Can somebody please help me on two points:-
1. Is it possible to have new business strain for single premium contract? Is yes, then how? In answer to solution 1.2 of Q bank Part 1, it says that it is possible when prudence implicit in the solvency calculation (reserves plus solvency capital) is greater than margins for risk and profit in the premium basis. Can somebody please explain more on it. Why would insurer sell such a policy?

2. What I understand from reserve is that it is the money set aside to meet future contingencies. In life insurance does it is created from policyholders money(premium) or shareholders money(Capital) assuming a non mutual company where shareholders and policyholders are different ?

Regards,
Rajat
 
NBS occurs if premium isn't sufficient to cover, initial expenses, reserves and capital required.
So if SP=100, IE=10, but you need to hold reserves and capital totalling 95, say, then there's a NBS (since 100 < 10+95).
You might still write the policy as you expect to make a profit at the end. If the reserves & capital are calculated prudently then hopefully you won't actually need the 95 for future payments and some of it will end up being released as profits.
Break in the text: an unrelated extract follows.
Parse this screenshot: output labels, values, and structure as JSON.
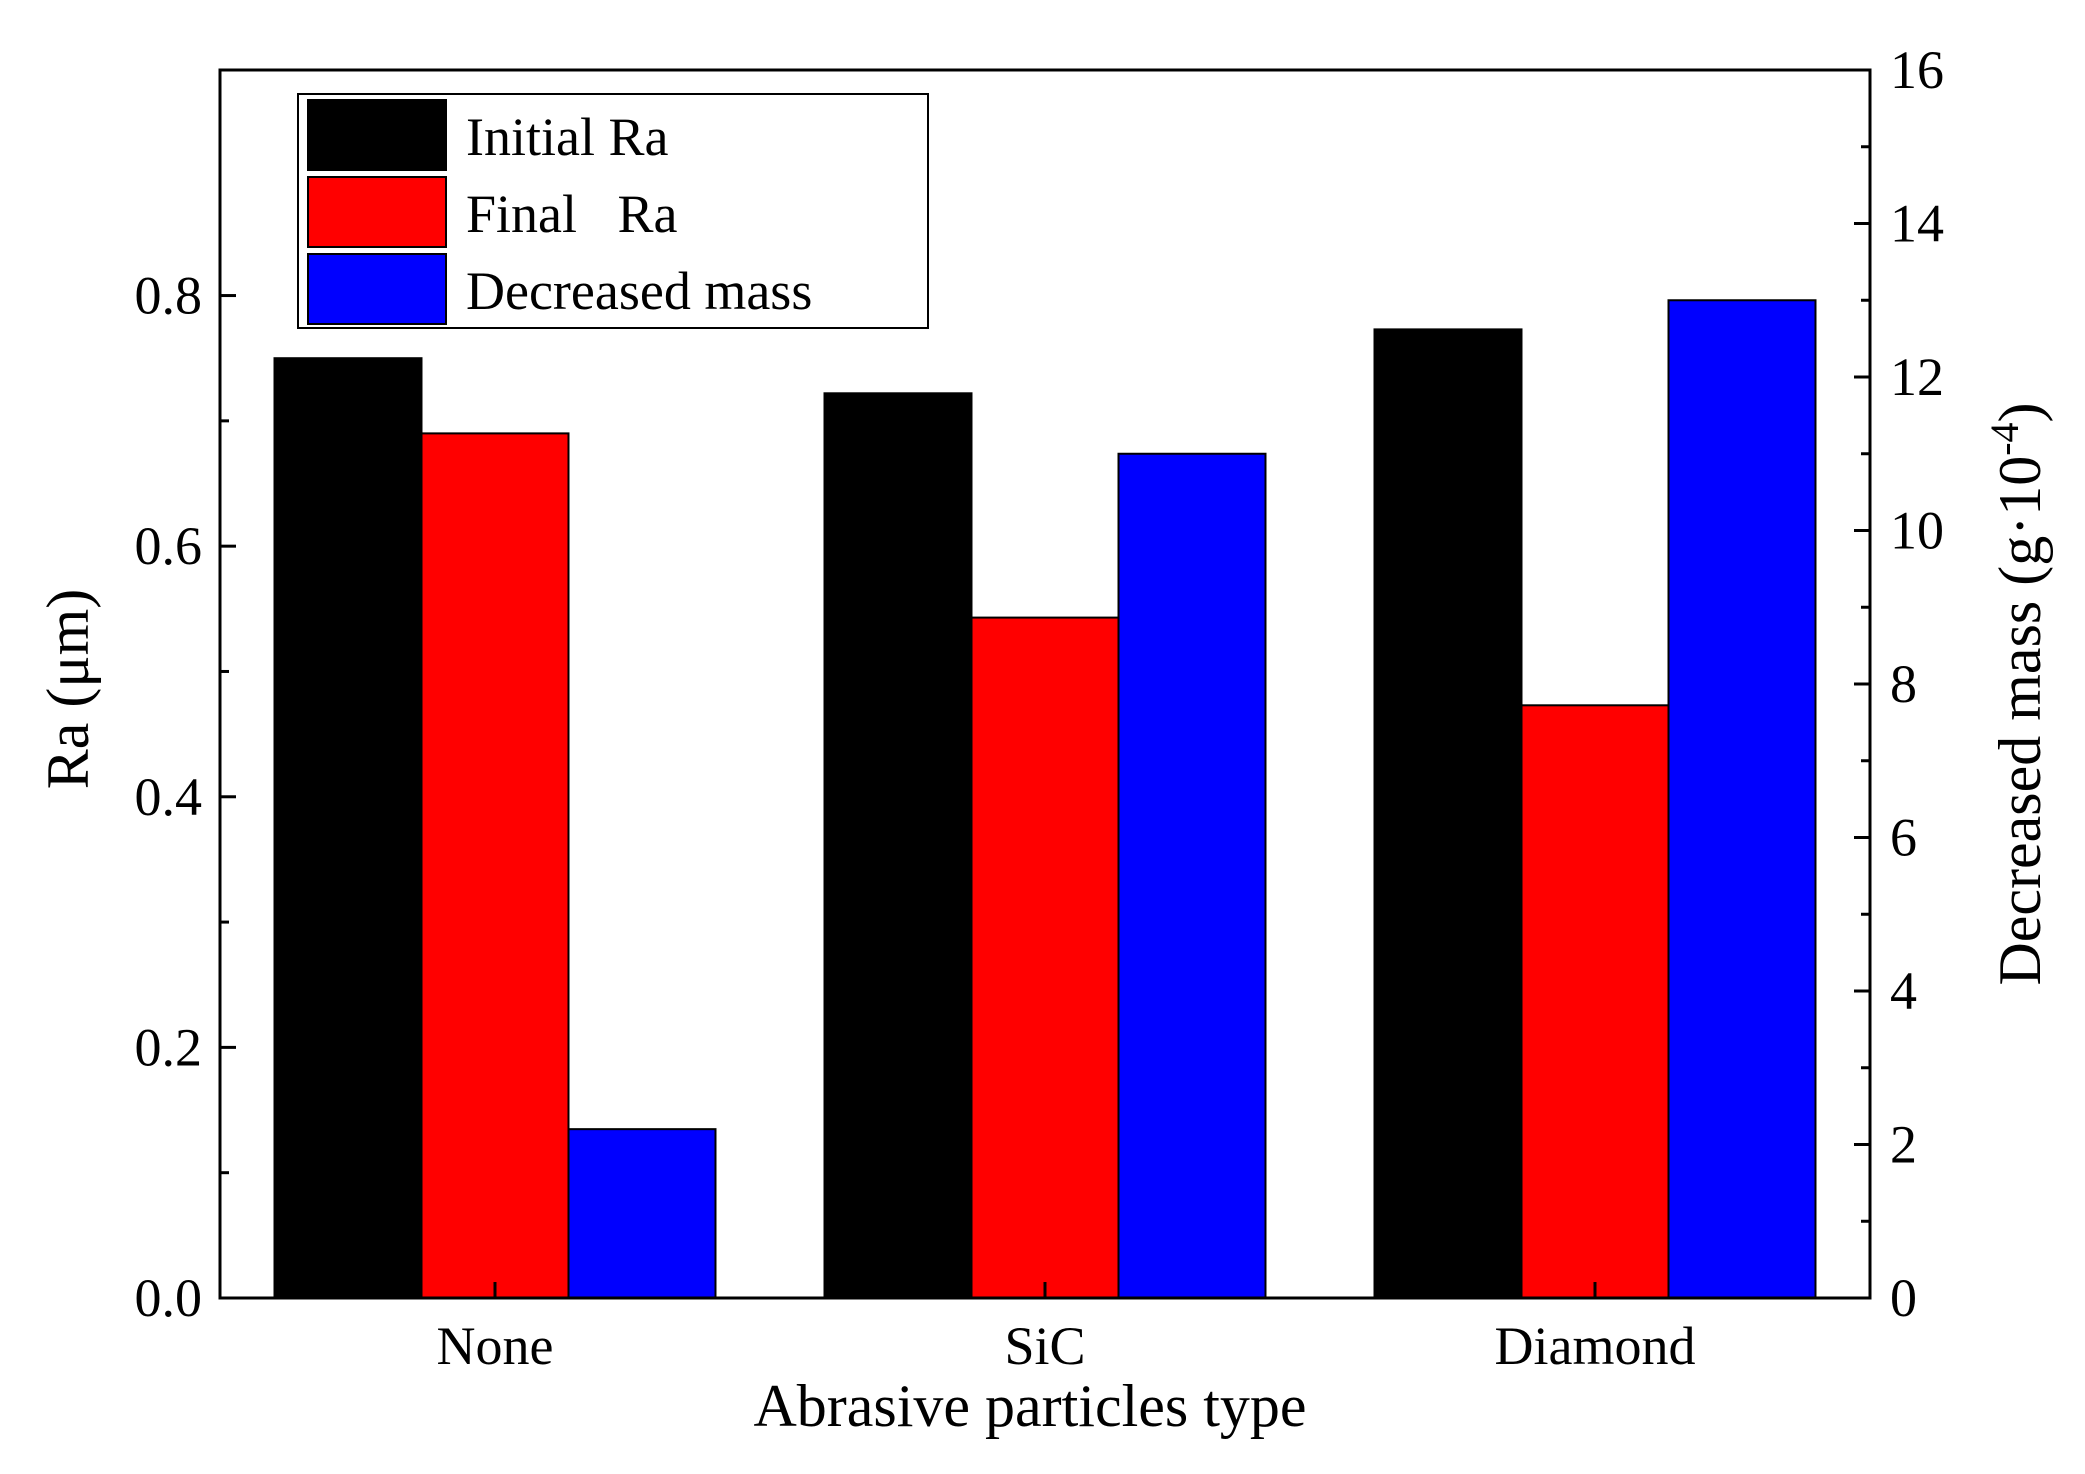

In this example, the premiums you receive, 100, less the expenses, 10, will increase your assets by 90. And so you'd effectively be finding the other 5 from your shareholders' assets.
 
NBS occurs if premium isn't sufficient to cover, initial expenses, reserves and capital required.
So if SP=100, IE=10, but you need to hold reserves and capital totalling 95, say, then there's a NBS (since 100 < 10+95).
You might still write the policy as you expect to make a profit at the end. If the reserves & capital are calculated prudently then hopefully you won't actually need the 95 for future payments and some of it will end up being released as profits.

In this example, the premiums you receive, 100, less the expenses, 10, will increase your assets by 90. And so you'd effectively be finding the other 5 from your shareholders' assets.